In higher education, enrollment isn’t anyone’s favorite conversation topic.
The last few enrollment reports have been painful affairs for Missouri Western State University, including the most recent one from the Missouri Coordinating Board for Higher Education. It showed a 25% drop in total headcount enrollment and a 30% decline in full-time equivalent (FTE) enrollment since 2020. MoWest’s headcount enrollment, including part-time and full-time students, now stands at 3,674. The FTE number, often used for budgeting and resource allocation, is 2,484.
You can always deflect and say everyone is in the same boat. All universities are competing for a smaller pool of college-age students. Even Northwest Missouri State University, which saw a significant enrollment increase over the last five years, dropped 4.4% in 2025 (a loss of 406 total students compared to 52 at MoWest).
But enrollment is the ultimate measure of how the public values a certain institution. Until you’re willing to pay $300 a credit hour, how much do you really like a particular school? Money talks.
If you listen closely, we could suggest that this year’s enrollment report said something encouraging. It shows that MoWest’s enrollment has stabilized on a year-over-year basis, with a 1.4% drop in headcount enrollment and a 2.2% decline in FTE enrollment from 2024-2025. This raises the question: Has MoWest turned the corner on enrollment?
Universities long ago exhausted the easy button for attracting students – lazy rivers, elaborate food courts and e-sports. Now comes the hard part: providing value for cash-strapped families, managing budgets in an era of dwindling state aid and aligning degree programs with current and future employer needs.
MoWest went through a period of drastic budget cuts and the elimination of dozens of majors, minors and concentrations. Looking at enrollment over the last five years, you can see the cause and effect. You also see that MoWest got a head start on what other universities experience when people don’t want to buy what you have to sell.
Institutions that eliminated programs include the University of Nebraska-Lincoln, Cornell, St. Cloud State University, Arkansas State University, West Virginia University and Emporia State University.
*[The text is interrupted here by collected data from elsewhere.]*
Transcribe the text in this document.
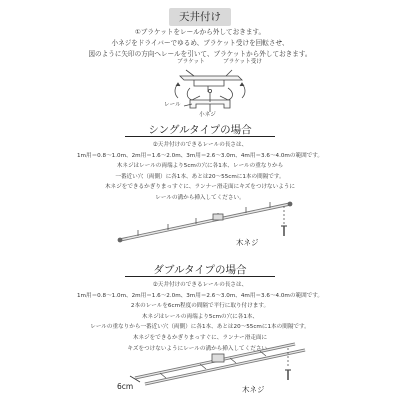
天井付け
①ブラケットをレールから外しておきます。
小ネジをドライバーでゆるめ、ブラケット受けを回転させ、
図のように矢印の方向へレールを引いて、ブラケットから外しておきます。
ブラケット	ブラケット受け
レール
小ネジ
シングルタイプの場合
②天井付けのできるレールの長さは、
1m用＝0.8〜1.0m、2m用＝1.6〜2.0m、3m用＝2.6〜3.0m、4m用＝3.6〜4.0mの範囲です。
木ネジはレールの両端より5cmの穴に各1本、レールの重なりから
一番近い穴（両側）に各1本、あとは20〜55cmに1本の間隔です。
木ネジをできるかぎりまっすぐに、ランナー滑走面にキズをつけないように
レールの溝から挿入してください。
木ネジ
ダブルタイプの場合
②天井付けのできるレールの長さは、
1m用＝0.8〜1.0m、2m用＝1.6〜2.0m、3m用＝2.6〜3.0m、4m用＝3.6〜4.0mの範囲です。
2本のレールを6cm程度の間隔で平行に取り付けます。
木ネジはレールの両端より5cmの穴に各1本、
レールの重なりから一番近い穴（両側）に各1本、あとは20〜55cmに1本の間隔です。
木ネジをできるかぎりまっすぐに、ランナー滑走面に
キズをつけないようにレールの溝から挿入してください。
6cm	木ネジ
It’s naïve to suggest that program cuts don’t scare off prospective students. But doing things the way they’ve always been done seems like a fool’s errand. If MoWest offers degrees that lead to a good job at the end of the four-year rainbow, then it has a fighting chance.
A few months ago, U.S. News and World Report ranked MoWest as the state’s top regional public university for social mobility. This ranking confirmed the university’s potential to change the lives of disadvantaged and first-generation students.
It also serves as a reminder of why enrollment is worth talking about, even if the results won’t anchor a marketing campaign. A viable and successful MoWest benefits the entire community.